The adjourned date had coincided with a two-day boycott of court proceedings declared by the NBA nationwide over the suspension of Justice Walter Onnoghen as Chief Justice of Nigeria (CJN).
When the Court resumed to commence hearing, the state chapter of the NBA, led by its Chairman, Sylvester Adaka, arrived with protest placards.
The NBA protesters were stopped by the presiding judge, who said that protests in a court room were unethical, urging them to sit and express their grievances.
After a brief exit following an audience with the sitting panel of judges, the protesters returned to disrupt court proceedings, chasing their colleagues away from the court room.
However, litigants at the hearing respondend to the disorder by pouncing on the protesters, chasing them out of the courtroom.

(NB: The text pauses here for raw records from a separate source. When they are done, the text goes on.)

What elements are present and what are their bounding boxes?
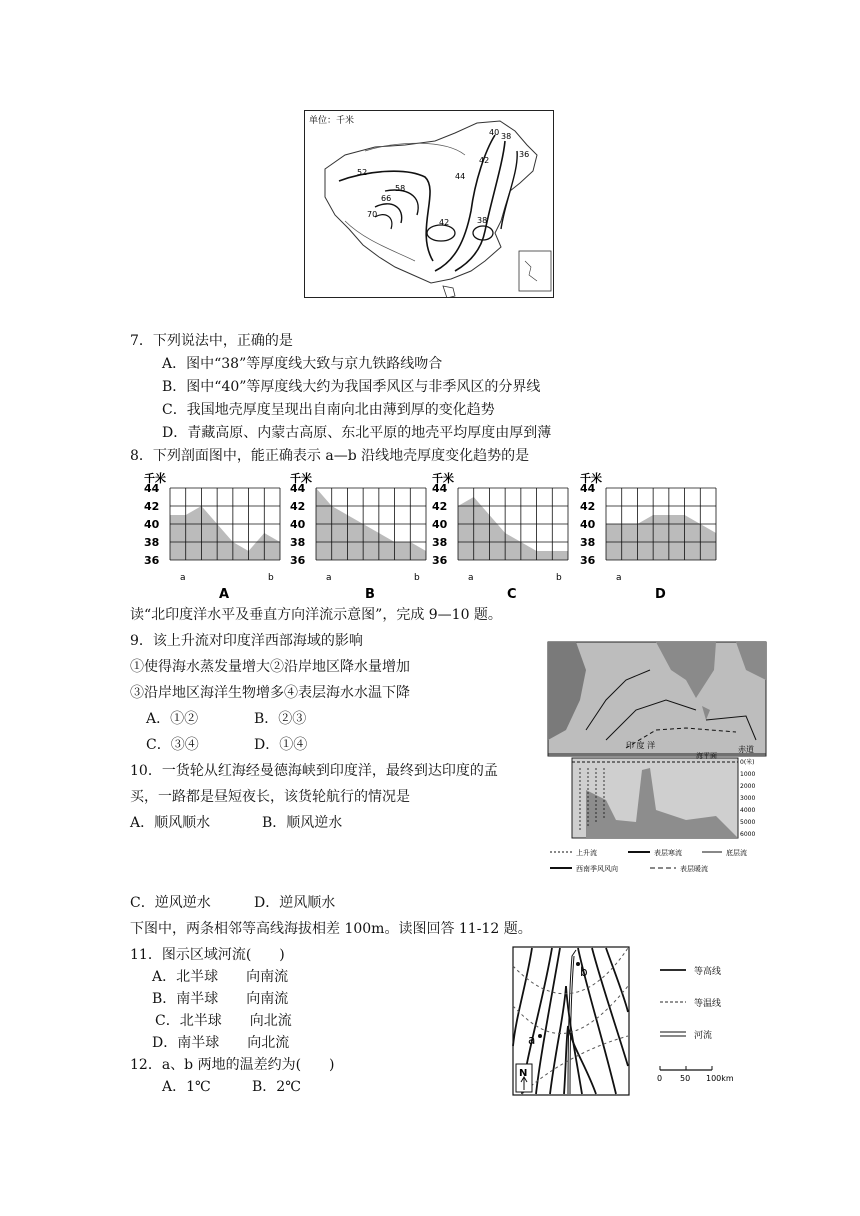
q8-unit-label: 千米 <box>580 472 602 485</box>
depth-tick: 3000 <box>740 795 756 802</box>
q8-profile-area <box>606 515 716 560</box>
contour-label: 42 <box>479 156 490 165</box>
legend-sw-monsoon: 西南季风风向 <box>576 865 618 873</box>
q8-profile-panels <box>140 470 720 606</box>
q8-panel-d <box>580 471 716 602</box>
q8-unit-label: 千米 <box>144 472 166 485</box>
q8-panel-label: C <box>507 587 517 602</box>
scale-100: 100km <box>706 1074 734 1083</box>
q8-panel-c <box>432 471 568 602</box>
q12-stem: 12．a、b 两地的温差约为( ) <box>130 1057 335 1073</box>
q8-b-label: b <box>556 573 562 583</box>
legend-isotherm: 等温线 <box>694 999 722 1009</box>
depth-tick: 5000 <box>740 819 756 826</box>
contour-label: 58 <box>395 184 406 193</box>
q8-panel-label: B <box>365 587 375 602</box>
q8-tick-label: 42 <box>432 500 448 513</box>
contour-label: 40 <box>489 128 500 137</box>
q11-option-c: C．北半球 向北流 <box>155 1013 292 1029</box>
q10-option-d: D．逆风顺水 <box>254 895 336 911</box>
legend-contour: 等高线 <box>694 967 722 977</box>
contour-map-figure <box>512 946 774 1096</box>
north-label: N <box>519 1068 528 1079</box>
q8-tick-label: 40 <box>580 518 596 531</box>
q9-option-d: D．①④ <box>254 737 308 753</box>
q8-tick-label: 36 <box>432 554 448 567</box>
q8-a-label: a <box>180 573 186 583</box>
q8-profile-area <box>170 506 280 560</box>
legend-bottom-current: 底层流 <box>726 849 747 857</box>
contour-label: 44 <box>455 172 466 181</box>
contour-label: 36 <box>519 150 530 159</box>
contour-label: 52 <box>357 168 368 177</box>
q8-tick-label: 38 <box>290 536 306 549</box>
q8-tick-label: 36 <box>580 554 596 567</box>
q8-profiles-svg <box>140 470 720 606</box>
q8-unit-label: 千米 <box>432 472 454 485</box>
q8-tick-label: 44 <box>432 482 448 495</box>
intro-9-10: 读“北印度洋水平及垂直方向洋流示意图”，完成 9—10 题。 <box>130 607 502 623</box>
q9-option-a: A．①② <box>146 711 199 727</box>
q12-option-b: B．2℃ <box>252 1079 301 1095</box>
q7-option-b: B．图中“40”等厚度线大约为我国季风区与非季风区的分界线 <box>162 379 541 395</box>
q8-panel-a <box>144 471 280 602</box>
q8-b-label: b <box>268 573 274 583</box>
ocean-svg <box>546 640 768 874</box>
depth-tick: 1000 <box>740 771 756 778</box>
legend-upwelling: 上升流 <box>576 849 597 857</box>
q8-a-label: a <box>326 573 332 583</box>
q8-tick-label: 44 <box>290 482 306 495</box>
q7-stem: 7．下列说法中，正确的是 <box>130 333 293 349</box>
q8-unit-label: 千米 <box>290 472 312 485</box>
contour-svg <box>512 946 774 1096</box>
q8-tick-label: 38 <box>144 536 160 549</box>
q10-stem-1: 10．一货轮从红海经曼德海峡到印度洋，最终到达印度的孟 <box>130 763 498 779</box>
q8-tick-label: 38 <box>432 536 448 549</box>
q8-a-label: a <box>468 573 474 583</box>
depth-tick: 4000 <box>740 807 756 814</box>
ocean-name-label: 印 度 洋 <box>626 741 656 750</box>
q8-b-label: b <box>414 573 420 583</box>
indian-ocean-currents-figure <box>546 640 768 874</box>
legend-cold-current: 表层寒流 <box>654 849 682 857</box>
q9-statements-2: ③沿岸地区海洋生物增多④表层海水水温下降 <box>130 685 410 701</box>
q8-tick-label: 42 <box>580 500 596 513</box>
q9-stem: 9．该上升流对印度洋西部海域的影响 <box>130 633 363 649</box>
q8-tick-label: 42 <box>144 500 160 513</box>
q8-tick-label: 38 <box>580 536 596 549</box>
q9-option-c: C．③④ <box>146 737 199 753</box>
q8-tick-label: 44 <box>580 482 596 495</box>
q11-option-d: D．南半球 向北流 <box>152 1035 290 1051</box>
q7-option-c: C．我国地壳厚度呈现出自南向北由薄到厚的变化趋势 <box>162 402 495 418</box>
crust-thickness-map <box>304 110 554 298</box>
q8-a-label: a <box>616 573 622 583</box>
q11-option-a: A．北半球 向南流 <box>152 969 289 985</box>
contour-label: 38 <box>477 216 488 225</box>
q8-tick-label: 40 <box>432 518 448 531</box>
q10-stem-2: 买，一路都是昼短夜长，该货轮航行的情况是 <box>130 789 410 805</box>
contour-label: 66 <box>381 194 392 203</box>
q7-option-a: A．图中“38”等厚度线大致与京九铁路线吻合 <box>162 356 443 372</box>
q8-tick-label: 36 <box>290 554 306 567</box>
depth-unit: 0(米) <box>740 759 755 766</box>
q8-panel-label: D <box>655 587 666 602</box>
depth-tick: 2000 <box>740 783 756 790</box>
q11-option-b: B．南半球 向南流 <box>152 991 289 1007</box>
q7-option-d: D．青藏高原、内蒙古高原、东北平原的地壳平均厚度由厚到薄 <box>162 425 552 441</box>
contour-label: 70 <box>367 210 378 219</box>
q8-tick-label: 36 <box>144 554 160 567</box>
q12-option-a: A．1℃ <box>162 1079 211 1095</box>
contour-label: 42 <box>439 218 450 227</box>
scale-0: 0 <box>657 1074 663 1083</box>
q8-panel-label: A <box>219 587 230 602</box>
scale-50: 50 <box>680 1074 691 1083</box>
q8-profile-area <box>458 497 568 560</box>
q8-tick-label: 44 <box>144 482 160 495</box>
point-a-label: a <box>528 1033 536 1047</box>
q8-stem: 8．下列剖面图中，能正确表示 a—b 沿线地壳厚度变化趋势的是 <box>130 448 530 464</box>
sea-level-label: 海平面 <box>696 752 717 760</box>
q9-statements-1: ①使得海水蒸发量增大②沿岸地区降水量增加 <box>130 659 410 675</box>
q8-panel-b <box>290 471 426 602</box>
contour-label: 38 <box>501 132 512 141</box>
q8-tick-label: 42 <box>290 500 306 513</box>
q10-option-c: C．逆风逆水 <box>130 895 211 911</box>
intro-11-12: 下图中，两条相邻等高线海拔相差 100m。读图回答 11-12 题。 <box>130 921 532 937</box>
q11-stem: 11．图示区域河流( ) <box>130 947 285 963</box>
q8-tick-label: 40 <box>290 518 306 531</box>
q10-option-a: A．顺风顺水 <box>130 815 211 831</box>
q9-option-b: B．②③ <box>254 711 307 727</box>
crust-map-svg <box>305 111 553 297</box>
legend-warm-current: 表层暖流 <box>680 865 708 873</box>
q8-tick-label: 40 <box>144 518 160 531</box>
map-unit-label: 单位：千米 <box>309 116 355 126</box>
point-b-label: b <box>580 965 588 979</box>
equator-label: 赤道 <box>738 745 754 754</box>
q10-option-b: B．顺风逆水 <box>262 815 343 831</box>
depth-tick: 6000 <box>740 831 756 838</box>
legend-river: 河流 <box>694 1031 713 1041</box>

The Court of Appeal panel described the incident as an act of incivility, saying that it was aimed at intimidating the court.
The Presiding Judge, Justice A. Gumel, said that it was unethical for the Bar to attempt to disrupt the sitting of the bench, adding that the court ought to be respected.
“You have seen people march into our proceeding. This is incivility. We will not be intimidated. We will do our work. We are here to do a solemn job and we will give justice,” the judge said.
“The bar is entitled to respect the bench and the bench should carry the bar along. If the ethical behaviours handed to us by our fathers are maintained, we will make headway.
“It is about all the courts and administration of justice and not just the Appeal Court in Rivers State.”
Another judge, Justice Isaiah Akeju, noted that the panel was not officially notified of the boycott order by the NBA, adding that notice ought to have been served on the bench.
“Advice your colleagues that it is not in their best interest to disrupt the sitting of the bench. We are not aware because they did not inform us. What stops them from doing a small notice to us on the issue?”
A third judge in the panel, Justice Mustafa, said the disruption displayed in court would remain in the mind of the court.
“This will remain in our memory. It is important for the bar to respect the bench. No lawyer is expected to misbehave. We are happy that the pandemonium did not extend to the bench,” he said.